Residência permanente para cidadãos da UE: o novo portal da AIMA já abriu
Desde 1 de julho de 2026, os cidadãos da UE e as suas famílias podem pedir o certificado e o cartão de residência permanente em Portugal através do Portal de Renovações da AIMA. Guia completo.
Se é cidadão de outro país da União Europeia e já vive em Portugal há alguns anos, há uma novidade que lhe diz respeito: desde 1 de julho de 2026, pode pedir a residência permanente diretamente online, através do Portal de Renovações da AIMA. Acabou a necessidade de marcar atendimento presencial só para este passo.
Quem pode pedir a residência permanente?
Em regra, qualquer cidadão de um Estado-membro da UE (e do Espaço Económico Europeu) que tenha residido legalmente em Portugal durante cinco anos consecutivos tem direito à residência permanente. Não é preciso um novo motivo — trabalho, estudo, reforma —; o que conta é o tempo de residência legal e contínua no país. O mesmo se aplica aos familiares, incluindo os que são nacionais de países terceiros e que acompanharam o cidadão europeu.
A lei distingue dois documentos. O certificado de residência permanente para cidadãos da UE corresponde ao artigo 16.º do regime aplicável. O cartão de residência permanente destina-se aos familiares de cidadãos da UE, incluindo nacionais de países terceiros, e corresponde ao artigo 17.º. É esta a papelada que o novo portal passou a tratar.
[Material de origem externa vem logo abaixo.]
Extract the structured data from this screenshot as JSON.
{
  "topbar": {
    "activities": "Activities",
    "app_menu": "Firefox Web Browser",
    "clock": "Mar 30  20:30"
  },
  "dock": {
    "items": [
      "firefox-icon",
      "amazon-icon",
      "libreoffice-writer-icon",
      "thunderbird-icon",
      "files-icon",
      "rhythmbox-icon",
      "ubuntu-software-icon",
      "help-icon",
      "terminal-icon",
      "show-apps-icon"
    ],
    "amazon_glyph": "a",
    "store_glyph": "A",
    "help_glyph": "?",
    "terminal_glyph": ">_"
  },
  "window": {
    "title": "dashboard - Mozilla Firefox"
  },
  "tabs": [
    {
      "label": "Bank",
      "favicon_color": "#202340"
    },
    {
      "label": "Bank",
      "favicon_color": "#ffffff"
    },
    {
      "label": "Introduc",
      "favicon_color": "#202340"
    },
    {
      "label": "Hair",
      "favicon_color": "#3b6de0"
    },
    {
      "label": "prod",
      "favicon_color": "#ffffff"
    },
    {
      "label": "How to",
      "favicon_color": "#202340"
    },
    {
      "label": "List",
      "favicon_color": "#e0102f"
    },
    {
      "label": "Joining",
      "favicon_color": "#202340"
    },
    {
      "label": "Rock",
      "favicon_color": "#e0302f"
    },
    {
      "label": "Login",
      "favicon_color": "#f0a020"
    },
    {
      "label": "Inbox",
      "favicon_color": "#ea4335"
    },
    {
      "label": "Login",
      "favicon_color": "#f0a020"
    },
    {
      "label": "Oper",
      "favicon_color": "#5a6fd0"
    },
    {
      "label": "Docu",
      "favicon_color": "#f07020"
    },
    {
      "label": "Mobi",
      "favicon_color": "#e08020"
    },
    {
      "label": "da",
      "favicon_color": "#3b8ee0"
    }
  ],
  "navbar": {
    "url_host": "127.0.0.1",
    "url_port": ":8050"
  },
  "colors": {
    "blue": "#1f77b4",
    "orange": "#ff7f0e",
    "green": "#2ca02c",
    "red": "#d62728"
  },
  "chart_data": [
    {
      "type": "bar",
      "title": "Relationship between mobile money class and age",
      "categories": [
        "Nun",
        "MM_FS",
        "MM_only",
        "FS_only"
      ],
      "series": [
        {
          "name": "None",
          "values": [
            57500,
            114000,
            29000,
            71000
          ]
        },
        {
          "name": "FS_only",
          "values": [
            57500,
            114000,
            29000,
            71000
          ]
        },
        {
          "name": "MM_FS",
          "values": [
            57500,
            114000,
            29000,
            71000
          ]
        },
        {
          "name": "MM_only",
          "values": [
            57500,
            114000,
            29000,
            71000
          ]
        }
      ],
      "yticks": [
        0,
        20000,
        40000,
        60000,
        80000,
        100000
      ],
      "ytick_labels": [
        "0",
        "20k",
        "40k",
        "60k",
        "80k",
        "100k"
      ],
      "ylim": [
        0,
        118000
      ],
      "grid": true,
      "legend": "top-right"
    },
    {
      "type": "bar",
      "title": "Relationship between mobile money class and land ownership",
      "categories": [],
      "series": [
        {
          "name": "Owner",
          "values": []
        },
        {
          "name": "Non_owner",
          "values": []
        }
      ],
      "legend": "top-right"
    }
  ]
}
Como funciona o novo portal da AIMA?
O pedido faz-se no endereço portal-renovacoes.aima.gov.pt, com autenticação através da Chave Móvel Digital ou do cartão de cidadão. Depois de entrar, escolhe o tipo de documento que pretende, preenche o formulário e submete os comprovativos digitalizados. A AIMA descreve esta funcionalidade como parte do seu processo de modernização e digitalização, pensado para centralizar e simplificar serviços que antes obrigavam a deslocações e longas esperas.
O mesmo portal já servia para renovar autorizações de residência que caducaram ou caducam entre 1 de julho de 2025 e 31 de outubro de 2026, e ainda as autorizações de residência para investimento (os chamados vistos gold) que expiraram entre fevereiro de 2020 e outubro de 2026. A residência permanente para cidadãos da UE é a peça mais recente a entrar neste sistema.
Quanto tempo é preciso viver em Portugal?
Cinco anos de residência legal e ininterrupta. Ausências curtas — férias, viagens de trabalho — não interrompem a contagem, desde que dentro dos limites previstos na lei. Ao fim desse período, o direito à residência permanente existe independentemente de continuar a trabalhar ou não. É um estatuto mais estável do que a residência temporária e um passo habitual antes de quem quiser avançar, mais tarde, para a nacionalidade.
Preciso de refazer um pedido antigo?
Não. Os pedidos feitos até 30 de junho de 2026 pelos procedimentos anteriores mantêm-se válidos e não precisam de ser alterados. Quem quiser, pode voltar a submeter pelo novo canal, mas não é obrigatório. Se tem um processo já em curso, o mais sensato é aguardar e acompanhar o estado — precisamente o tipo de atualização que reunimos no nosso acompanhamento da AIMA e no guia sobre as renovações de residência deste verão.
Para a informação oficial e sempre atualizada, o ponto de partida é o site da AIMA. Vale a pena reunir os documentos com calma antes de começar: comprovativo de morada, prova dos cinco anos de residência e identificação válida poupam idas e voltas. Feito isso, é seguir os passos no portal — e, finalmente, resolver a burocracia sem sair de casa.